Schon von Juni bis August 1888 komponierte er in Iglau, wo er Kindheit und Jugend verbracht hatte, an einer Symphonischen Dichtung mit dem Titel „Todtenfeier“, dem Helden seiner 1. Symphonie nachgereicht. Das ist ein breit angelegter großsymphonischer Einzelsatz, fast eine halbe Stunde lang. Die Anekdote sagt, dass Mahler diese Symphonische Dichtung 1891 in Lübeck aufgeführt hat und sich sein älterer Dirigentenkollege Hans von Bülow (1830-1894) dabei die Ohren zugehalten haben soll.
Mahler wurde, befreit vom Alltagsdienst als Opern- und Konzertdirigent bzw. Operndirektor (Budapest und Wien), zum „Ferienkomponisten“, zunächst in Steinbach am Attersee, später in Maiernigg am Wörthersee und noch später in Toblach in Südtirol.

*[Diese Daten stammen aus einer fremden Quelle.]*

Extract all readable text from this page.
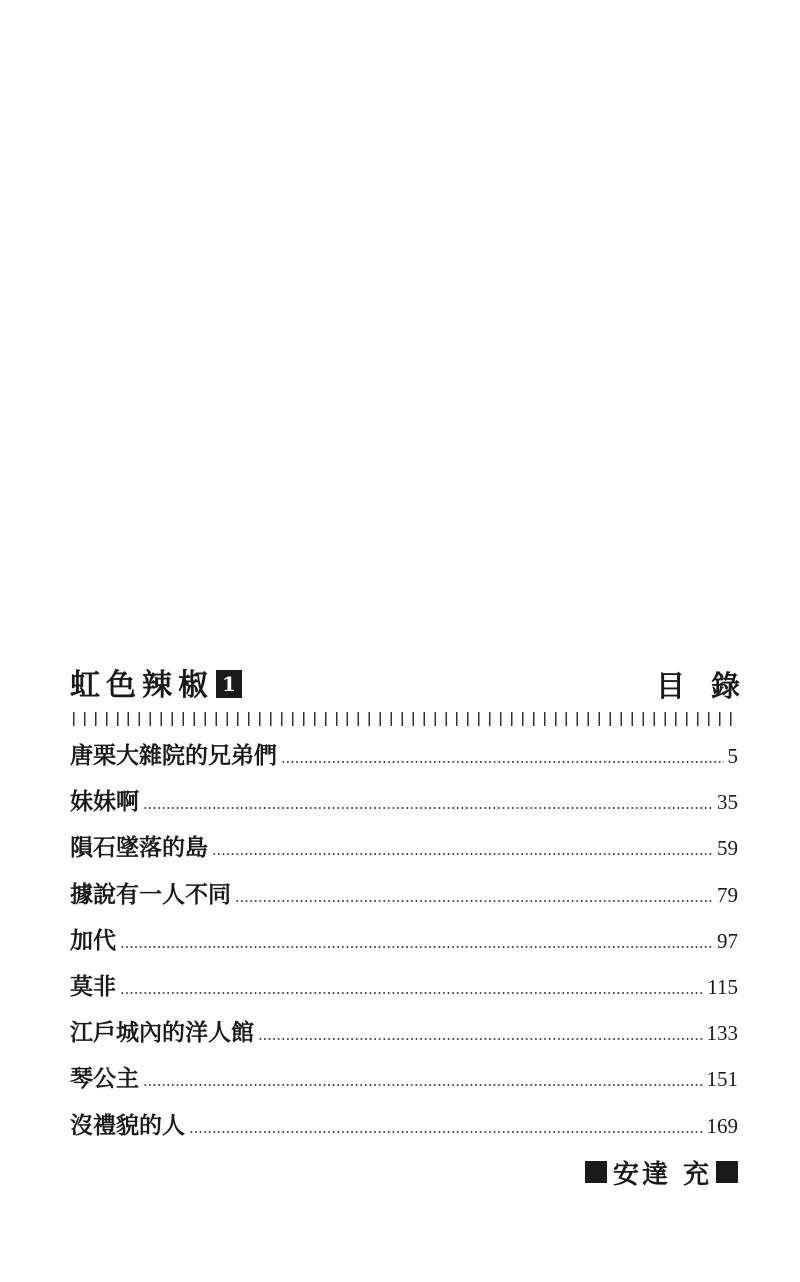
虹色辣椒 1	目錄
唐栗大雜院的兄弟們	5
妹妹啊	35
隕石墜落的島	59
據說有一人不同	79
加代	97
莫非	115
江戶城內的洋人館	133
琴公主	151
沒禮貌的人	169
安達 充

In Steinbach vertonte er im Sommer 1893 unter anderem zwei weitere Texte aus „Des Knaben Wunderhorn“ (eine von Clemens Brentano und Achim von Arnim herausgegebenen Volksliedtextsammlung), „Des Antonius von Padua Fischpredigt“ (Antonius predigt und die Fische hören zu oder nicht) und „Urlicht“ (Flehen des leidenden Menschen um Erlösung). Parallel dazu komponierte er einen Andantesatz für seine neu entstehende Zweite Symphonie. Für diese überarbeitete er auch sofort das eben komponierte „Antonius“ Lied, er machte ein großes Scherzo daraus. Das „Urlicht“ wird ebenfalls noch eine wichtige Rolle spielen. Aber der „Kick“ für die Symphonie fehlte ihm noch.

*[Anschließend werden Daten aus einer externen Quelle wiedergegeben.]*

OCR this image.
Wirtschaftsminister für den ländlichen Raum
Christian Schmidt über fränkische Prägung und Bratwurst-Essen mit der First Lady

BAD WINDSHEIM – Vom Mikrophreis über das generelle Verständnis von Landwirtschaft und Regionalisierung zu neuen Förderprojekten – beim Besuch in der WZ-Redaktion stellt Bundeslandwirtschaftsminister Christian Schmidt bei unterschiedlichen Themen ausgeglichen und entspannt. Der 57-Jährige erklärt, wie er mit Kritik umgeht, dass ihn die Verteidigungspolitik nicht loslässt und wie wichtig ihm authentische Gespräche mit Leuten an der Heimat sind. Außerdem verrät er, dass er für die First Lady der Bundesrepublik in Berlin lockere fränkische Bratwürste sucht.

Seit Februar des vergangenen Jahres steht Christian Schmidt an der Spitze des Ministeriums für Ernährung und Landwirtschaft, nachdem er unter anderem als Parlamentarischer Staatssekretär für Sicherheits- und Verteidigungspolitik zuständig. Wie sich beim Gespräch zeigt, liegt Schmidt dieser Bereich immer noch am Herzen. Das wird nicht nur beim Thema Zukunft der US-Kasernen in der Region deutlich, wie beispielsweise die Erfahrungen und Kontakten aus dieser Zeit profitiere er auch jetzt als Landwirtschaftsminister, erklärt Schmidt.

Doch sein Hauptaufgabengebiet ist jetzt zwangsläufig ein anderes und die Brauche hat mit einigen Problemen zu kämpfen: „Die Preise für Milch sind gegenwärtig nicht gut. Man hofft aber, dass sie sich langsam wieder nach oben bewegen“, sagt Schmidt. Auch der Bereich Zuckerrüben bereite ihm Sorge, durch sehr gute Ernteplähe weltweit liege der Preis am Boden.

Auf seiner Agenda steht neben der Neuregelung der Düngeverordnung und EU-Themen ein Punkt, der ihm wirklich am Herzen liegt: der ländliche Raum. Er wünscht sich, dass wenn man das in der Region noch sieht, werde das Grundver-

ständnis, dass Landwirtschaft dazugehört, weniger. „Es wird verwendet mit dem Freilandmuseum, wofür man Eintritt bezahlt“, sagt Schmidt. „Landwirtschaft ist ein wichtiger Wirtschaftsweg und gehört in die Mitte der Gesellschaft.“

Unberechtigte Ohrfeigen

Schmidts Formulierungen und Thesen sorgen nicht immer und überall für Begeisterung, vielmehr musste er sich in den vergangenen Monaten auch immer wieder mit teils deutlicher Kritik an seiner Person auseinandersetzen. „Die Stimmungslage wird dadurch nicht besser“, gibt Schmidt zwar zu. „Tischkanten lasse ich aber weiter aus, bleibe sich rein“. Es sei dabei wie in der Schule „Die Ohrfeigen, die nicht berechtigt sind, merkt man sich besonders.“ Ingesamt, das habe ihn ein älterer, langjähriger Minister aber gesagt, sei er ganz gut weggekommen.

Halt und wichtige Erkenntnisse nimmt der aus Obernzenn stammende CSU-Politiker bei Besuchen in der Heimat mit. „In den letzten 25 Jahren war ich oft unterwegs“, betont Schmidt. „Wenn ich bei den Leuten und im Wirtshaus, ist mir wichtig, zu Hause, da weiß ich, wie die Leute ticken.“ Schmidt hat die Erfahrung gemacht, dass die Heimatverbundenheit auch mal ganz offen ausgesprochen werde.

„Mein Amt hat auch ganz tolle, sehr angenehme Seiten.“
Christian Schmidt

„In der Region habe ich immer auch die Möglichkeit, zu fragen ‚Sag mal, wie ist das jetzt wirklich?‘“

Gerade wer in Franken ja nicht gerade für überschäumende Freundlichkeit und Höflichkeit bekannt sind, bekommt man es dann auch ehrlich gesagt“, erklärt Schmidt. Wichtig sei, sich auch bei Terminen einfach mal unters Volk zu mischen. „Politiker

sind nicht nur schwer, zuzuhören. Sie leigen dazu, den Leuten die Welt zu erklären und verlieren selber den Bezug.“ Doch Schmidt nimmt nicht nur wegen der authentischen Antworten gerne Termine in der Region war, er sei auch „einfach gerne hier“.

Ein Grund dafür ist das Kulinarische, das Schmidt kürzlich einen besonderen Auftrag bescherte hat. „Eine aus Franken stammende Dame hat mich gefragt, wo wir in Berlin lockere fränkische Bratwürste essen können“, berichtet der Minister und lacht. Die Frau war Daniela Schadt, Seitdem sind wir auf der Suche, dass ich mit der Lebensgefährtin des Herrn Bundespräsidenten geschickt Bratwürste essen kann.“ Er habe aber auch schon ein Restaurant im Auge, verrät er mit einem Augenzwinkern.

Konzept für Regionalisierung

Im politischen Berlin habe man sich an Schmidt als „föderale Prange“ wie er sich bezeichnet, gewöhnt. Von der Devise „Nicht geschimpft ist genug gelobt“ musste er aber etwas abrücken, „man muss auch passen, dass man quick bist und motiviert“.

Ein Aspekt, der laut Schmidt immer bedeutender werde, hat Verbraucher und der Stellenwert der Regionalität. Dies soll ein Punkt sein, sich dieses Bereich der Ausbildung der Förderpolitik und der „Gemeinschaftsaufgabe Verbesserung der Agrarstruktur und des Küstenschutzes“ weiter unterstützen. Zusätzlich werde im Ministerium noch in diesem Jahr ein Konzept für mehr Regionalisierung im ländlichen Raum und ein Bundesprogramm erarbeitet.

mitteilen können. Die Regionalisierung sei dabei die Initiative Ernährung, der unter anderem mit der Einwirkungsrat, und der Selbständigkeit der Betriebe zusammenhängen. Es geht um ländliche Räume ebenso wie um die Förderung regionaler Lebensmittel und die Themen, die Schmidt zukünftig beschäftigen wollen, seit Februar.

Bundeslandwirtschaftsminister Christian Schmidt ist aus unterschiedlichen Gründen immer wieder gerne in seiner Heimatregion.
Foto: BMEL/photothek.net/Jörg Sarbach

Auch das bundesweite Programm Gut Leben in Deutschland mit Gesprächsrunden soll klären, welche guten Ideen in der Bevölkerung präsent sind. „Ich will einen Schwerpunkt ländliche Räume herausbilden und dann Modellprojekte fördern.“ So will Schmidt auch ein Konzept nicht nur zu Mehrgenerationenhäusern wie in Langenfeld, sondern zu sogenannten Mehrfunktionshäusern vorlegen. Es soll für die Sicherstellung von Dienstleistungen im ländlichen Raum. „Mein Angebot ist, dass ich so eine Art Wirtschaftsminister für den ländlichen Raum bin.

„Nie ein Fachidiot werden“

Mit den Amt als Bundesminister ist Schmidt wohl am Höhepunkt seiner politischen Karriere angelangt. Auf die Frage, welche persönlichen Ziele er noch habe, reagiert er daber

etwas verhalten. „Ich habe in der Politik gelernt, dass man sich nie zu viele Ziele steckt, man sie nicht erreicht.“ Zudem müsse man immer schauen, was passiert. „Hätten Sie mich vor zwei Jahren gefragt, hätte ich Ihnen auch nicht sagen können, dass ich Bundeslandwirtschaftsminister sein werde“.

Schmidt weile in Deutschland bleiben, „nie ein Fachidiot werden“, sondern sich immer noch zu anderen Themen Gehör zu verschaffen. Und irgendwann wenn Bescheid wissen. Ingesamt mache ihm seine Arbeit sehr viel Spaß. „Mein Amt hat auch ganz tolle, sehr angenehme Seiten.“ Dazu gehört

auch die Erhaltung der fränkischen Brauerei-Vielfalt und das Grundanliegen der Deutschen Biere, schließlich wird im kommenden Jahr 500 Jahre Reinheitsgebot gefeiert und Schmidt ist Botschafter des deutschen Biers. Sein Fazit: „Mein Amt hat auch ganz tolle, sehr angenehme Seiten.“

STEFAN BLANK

Im März 1894 war es soweit. Mahler war bei der Totenfeier für Bülow in Hamburg anwesend, wo ein Choral auf Friedrich Gottlieb Klopstocks (1724-1803) Gedicht „Die Auferstehung“ vorgetragen wurde. Das gab ihm nun diesen „Kick“.
Im April 1894 überarbeitete Mahler die „Todtenfeier“, er straffte sie etwas und machte sie zum ersten Satz des Werks. Im Juni und Juli 1894 skizzierte er den groß angelegten Finalsatz und begann, diesen zu orchestrieren. Das Werk nahm Gestalt an. Im Dezember 1894 schloss Mahler die Orchestrierung und somit die Komposition seiner Zweiten Symphonie ab.
Am 4.3.1895 wurden die Sätze 1 bis 3 in Berlin uraufgeführt, am 13.12.1895 erklang das ganze Werk erstmals, ebenfalls in Berlin, beide Konzerte unter der Leitung des Komponisten.
Mahler hat übrigens in der Folge die Symphonische Dichtung „Todtenfeier“ auch als eigenständiges Werk weiter als vollgültig anerkannt und im Konzert dirigiert.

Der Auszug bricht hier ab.